Real-Time Feature Service

Online inference requires feature freshness within seconds. A real-time feature service aggregates: user session features (last 10 items viewed, current query context) from Redis, user long-term features (embedding, age, location) from the feature store, and item features (embedding, popularity score, freshness) from a pre-computed feature table. This service responds in under 5ms by reading from in-memory caches for the most frequently accessed entities.

Ranking Model Serving

The ranker runs on GPU-equipped TorchServe instances. Batching is critical for GPU efficiency: requests are grouped into batches of 32–128 (user, item) pairs and scored in a single forward pass. Dynamic batching collects requests within a 5ms window before dispatching, trading individual request latency for throughput. The model is served in TorchScript with FP16 quantization, reducing memory footprint by 50% and inference time by 40% vs. FP32.

Database Design

User-item interaction log: Kafka topic partitioned by user_id, consumed by Spark batch jobs for daily model retraining and by Flink for real-time feature updates. User embedding table: DynamoDB with key = user_id, value = 128-float embedding vector, last_updated. Item embedding table: DynamoDB with key = item_id, value = embedding + content features. Interaction history for session context: Redis SORTED SET per user_id with interaction timestamps as scores and item_ids as values, capped at 50 recent items.

API Design

GET /recommendations/users/{user_id}?surface=home_feed&n=20&filters={json} — Return personalized recommendations for a user on a specified surface. GET /recommendations/items/{item_id}/similar?n=20 — Return items similar to a given item (item-to-item recommendations). POST /recommendations/batch — Batch recommendation generation for up to 1,000 users (for email campaigns, offline processing). POST /events/interactions — Log a user interaction (click, purchase, skip) for real-time feature updates.

Scaling & Bottlenecks

The FAISS ANN index is memory-intensive: 51 GB for 100 million items limits the number of retrieval server replicas. Index sharding (partition the 100 million items across 5 servers, search all shards in parallel, merge results) allows horizontal scaling while keeping per-server memory under 12 GB. Index updates require rebuilding the HNSW graph, which takes 2 hours for 100 million items; a shadow index build with atomic swap enables zero-downtime updates.

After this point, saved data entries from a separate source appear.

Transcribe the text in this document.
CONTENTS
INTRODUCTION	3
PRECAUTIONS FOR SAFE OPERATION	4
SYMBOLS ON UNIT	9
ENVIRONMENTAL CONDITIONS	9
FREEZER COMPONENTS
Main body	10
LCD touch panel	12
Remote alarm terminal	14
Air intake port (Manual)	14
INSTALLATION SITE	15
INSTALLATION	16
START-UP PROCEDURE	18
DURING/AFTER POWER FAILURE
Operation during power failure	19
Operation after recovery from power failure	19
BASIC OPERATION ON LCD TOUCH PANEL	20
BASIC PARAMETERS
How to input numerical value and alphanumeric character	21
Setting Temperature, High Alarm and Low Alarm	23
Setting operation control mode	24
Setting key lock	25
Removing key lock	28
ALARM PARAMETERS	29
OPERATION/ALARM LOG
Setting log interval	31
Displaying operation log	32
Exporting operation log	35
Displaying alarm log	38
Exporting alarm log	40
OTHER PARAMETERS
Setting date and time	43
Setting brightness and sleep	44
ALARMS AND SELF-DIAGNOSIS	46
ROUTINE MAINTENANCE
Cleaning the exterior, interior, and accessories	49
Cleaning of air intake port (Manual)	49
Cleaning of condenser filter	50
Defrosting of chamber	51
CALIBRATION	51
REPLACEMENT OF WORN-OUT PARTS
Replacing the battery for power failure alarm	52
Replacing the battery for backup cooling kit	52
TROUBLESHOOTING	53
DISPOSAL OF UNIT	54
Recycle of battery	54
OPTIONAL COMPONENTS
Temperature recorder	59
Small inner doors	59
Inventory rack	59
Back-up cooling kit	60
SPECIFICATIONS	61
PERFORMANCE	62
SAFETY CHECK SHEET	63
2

Ranking model GPU memory constrains the maximum model size. DLRM models with large embedding tables (sparse features with millions of unique values) don't fit in GPU memory; distributing embedding tables across CPU memory with GPU-resident dense layers (embedding table disaggregation) enables models 10x larger than GPU memory. For the latency budget, prefetching features from the feature store concurrently with candidate generation (parallel execution) saves 15–20ms off the critical path.

Key Trade-offs

  • Two-stage vs. single-stage ranking: Two-stage (retrieve + rank) scales to 100 million items by using cheap retrieval and expensive ranking selectively; single-stage runs one model over all items which is infeasible at scale but avoids retrieval recall errors.
  • Model accuracy vs. latency: Larger ranking models (more layers, wider embeddings) improve recommendation quality but add serving latency; model distillation compresses large teacher models into smaller student models with <5% quality loss.
  • Exploitation vs. exploration: Purely exploitative systems recommend items similar to past behavior, creating filter bubbles; epsilon-greedy or Thompson sampling exploration injects diversity and discovers new user interests at the cost of short-term relevance.
  • Freshness vs. stability: Models retrained more frequently incorporate recent trends but risk training instability from small data shifts; ensemble approaches (blend a fresh model with a stable baseline) balance recency and reliability.